Now, I imagine that “Inquiry” is one of those terms that has multiple uses and meanings. The Think Thank Thunk method is genius, however I can’t yet see how I could make it work with my class schedule…and lack of power tools. The definition given at the Winona workshop (and the one I’m following) can be boiled down to this: Data first, Theory later. Traditionally, students do experiments that (hopefully) confirm the equation that was learned the other day in lecture. This semester, we will do experiments to collect data, and somewhat collectively interpret that data to hopefully arrive at the appropriate theory. Or near it, at least. If we can identify relationships between variables, I will be relatively happy. More details on all this later….

Standards…in formulating my standards I went with Jason Buell’s method, from over at Always Formative.

…more on the Standards later. For now, it is 10am, and I need to feed my children some breakfast. And then go to work…I’ve got lab tonight, after all.

If any experienced bloggers should happen to read this, please know I am new to blogging. I’m still working on some of the etiquette, especially regarding links, trackbacks, and pingbacks and all. If there’s something I should be doing, please let me know!


2 Responses to “And so it begins…”

  1. I’m really excited that community-college professors are thinking about SBG. After students get used to the idea that learning actually matters (a trepidatious period to be sure), there will be this amazing sigh of relief, that you won’t even realize has been being held in for years. Good luck, and let me know how the SBG goes!

    As far as inquiry goes, it’s a bit ironic. By letting loose of the reins, you almost have to be clearer about what you’re learning. I.e.: So many things can demonstrate F=ma, but if that connection isn’t explicitly made with a TA or teacher, then you may have just spent an hour pushing a block on a pulley for nothing.

    The guided then open model has served me well: Model an easy 30 minute experiment for some specific content, then ask what questions that created. Let them roll with those questions, and present to the class what they’ve found.

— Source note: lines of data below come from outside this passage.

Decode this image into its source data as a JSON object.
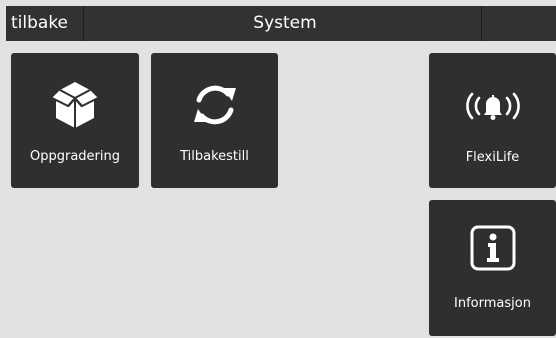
{
  "header": {
    "back_label": "tilbake",
    "title": "System"
  },
  "tiles": [
    {
      "label": "Oppgradering",
      "icon": "box-icon"
    },
    {
      "label": "Tilbakestill",
      "icon": "refresh-icon"
    },
    {
      "label": "FlexiLife",
      "icon": "alarm-bell-icon"
    },
    {
      "label": "Informasjon",
      "icon": "info-icon"
    }
  ],
  "colors": {
    "background": "#e2e2e2",
    "bar": "#323232",
    "tile": "#2f2f2f",
    "text": "#ffffff"
  }
}
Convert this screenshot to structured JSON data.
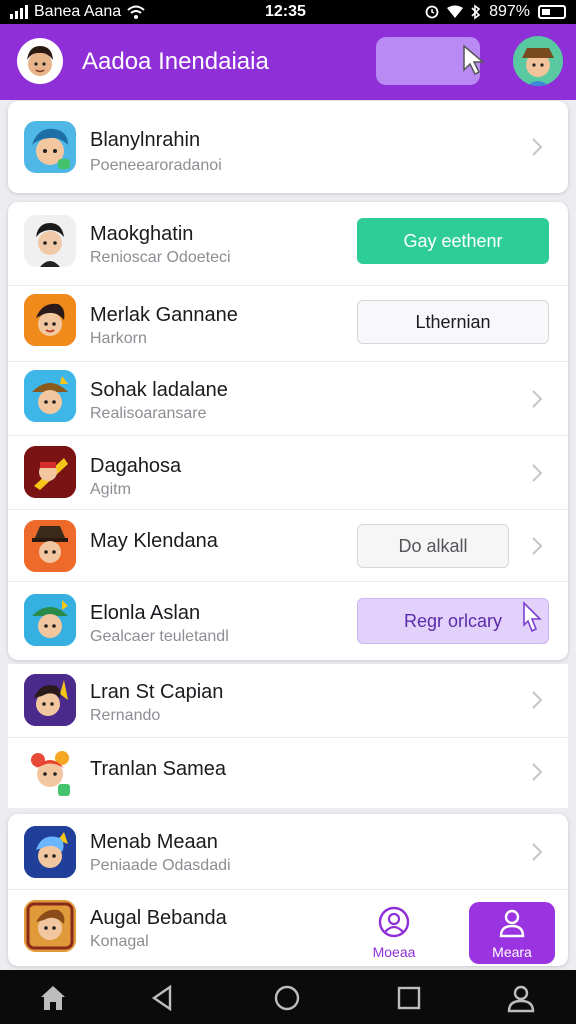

    Again, good luck, and keep letting us all know what’s happening!


    • jenwhalen Says:

      Thanks, Shawn, for the comments and support! I really do love your inquiry-cycle with the grant writing, but it may be something I’d have to try and phase in over a couple years. My department has already given me a lot of leeway (they like to keep the Physics Concepts classes as similar as possible), and grant writing may be too much all at once 🙂

      As for SBG, I think it makes just as much sense at the college-level as it does for high school/middle school. Turns out, most classes (physics-like classes, anyway) are still just a points game. Points for homework, points for attendance, points for filling out your scantron the correct way… it offends me that it seems the only to get students to act like *students* is to reward or punish their every behavior.

      Time to break the points habit!!!!